||October Contents Page
By John Andrews
For a little light relief I always like to dip into the classics and have just finished The Warden, being the first of the Barsetshire novels, by Anthony Trollope. Trollope’s six-volume portrayal of the professional and landed classes of Victorian England is a group of one of the great works of 19th century English fiction.
I strongly recommend the novels published by Oxford University Press in the elegantly crafted hand-bound set, with acid-free paper and durable binding, allowing us the perfect opportunity to enjoy them at leisure.

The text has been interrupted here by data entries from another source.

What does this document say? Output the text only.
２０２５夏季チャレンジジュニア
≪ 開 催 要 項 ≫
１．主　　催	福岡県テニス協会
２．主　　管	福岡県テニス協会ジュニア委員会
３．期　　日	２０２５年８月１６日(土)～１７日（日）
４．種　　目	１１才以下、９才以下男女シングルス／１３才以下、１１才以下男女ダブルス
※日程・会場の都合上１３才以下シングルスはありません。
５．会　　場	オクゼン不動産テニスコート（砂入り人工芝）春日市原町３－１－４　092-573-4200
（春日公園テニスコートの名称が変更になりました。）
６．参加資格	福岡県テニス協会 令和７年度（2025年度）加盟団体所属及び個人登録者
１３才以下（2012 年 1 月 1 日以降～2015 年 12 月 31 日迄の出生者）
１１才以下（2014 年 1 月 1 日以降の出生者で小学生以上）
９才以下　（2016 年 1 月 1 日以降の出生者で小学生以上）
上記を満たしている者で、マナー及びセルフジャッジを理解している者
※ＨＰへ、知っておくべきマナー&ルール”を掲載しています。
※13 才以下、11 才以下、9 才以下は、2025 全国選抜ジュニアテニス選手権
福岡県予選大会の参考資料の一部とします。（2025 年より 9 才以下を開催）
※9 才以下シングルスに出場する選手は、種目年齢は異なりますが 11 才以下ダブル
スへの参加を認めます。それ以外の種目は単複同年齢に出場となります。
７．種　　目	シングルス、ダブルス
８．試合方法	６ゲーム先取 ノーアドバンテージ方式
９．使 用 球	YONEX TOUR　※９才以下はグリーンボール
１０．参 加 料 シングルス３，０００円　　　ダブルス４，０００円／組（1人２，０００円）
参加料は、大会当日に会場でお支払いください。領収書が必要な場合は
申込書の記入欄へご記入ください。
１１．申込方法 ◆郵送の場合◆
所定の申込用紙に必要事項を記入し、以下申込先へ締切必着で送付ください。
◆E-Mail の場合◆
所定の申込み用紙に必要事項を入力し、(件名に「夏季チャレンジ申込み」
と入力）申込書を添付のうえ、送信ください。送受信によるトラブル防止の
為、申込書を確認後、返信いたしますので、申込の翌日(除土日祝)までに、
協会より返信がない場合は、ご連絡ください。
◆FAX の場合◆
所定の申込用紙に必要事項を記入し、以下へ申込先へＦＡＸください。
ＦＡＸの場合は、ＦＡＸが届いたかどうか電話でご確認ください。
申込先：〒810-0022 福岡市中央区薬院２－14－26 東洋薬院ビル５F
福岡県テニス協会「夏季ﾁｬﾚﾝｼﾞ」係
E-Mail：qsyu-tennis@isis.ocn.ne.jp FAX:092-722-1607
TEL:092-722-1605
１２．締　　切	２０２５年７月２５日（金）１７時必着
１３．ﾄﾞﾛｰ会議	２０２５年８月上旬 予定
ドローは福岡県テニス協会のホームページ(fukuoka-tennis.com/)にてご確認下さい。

I also want to direct readers to a superb book by Stephen Oppenheimer, and published now in paperback by Robinson in London. Out of Eden: the peopling of the world invites us to imagine an airline check-in queue in Chicago or London, or Paris for that matter. Seven people stand in front of you in the queue. One is a solicitor of afro-Caribbean origin, another a blond- haired girl whose family come from northern Europe, another a computer expert who was born in India. The fourth is a Chinese teenager listening to music on his i-Pad, and the fifth, sixth and seventh are all attending a conference on rock art and come respectively from Australia, New Guinea and South America. All seven are quiet and avoid eye contact, because they neither know one another, nor feel related in any way. Yet it can now be proved they are all related and all ultimately have an African female and African male ancestor in common.
With the publishing of DNA research in the last ten years and with the analysis of the genes of any one of these seven people waiting patiently in the queue, it is now possible to trace the route taken by our ancestors 150,000 years ago, back to the ultimate birthplace in the rift valley of central Africa.
Out of Eden is a very accessible read and written almost like a novel in that one discovery leads to another. Who needs detective fiction when the real thing is so exciting!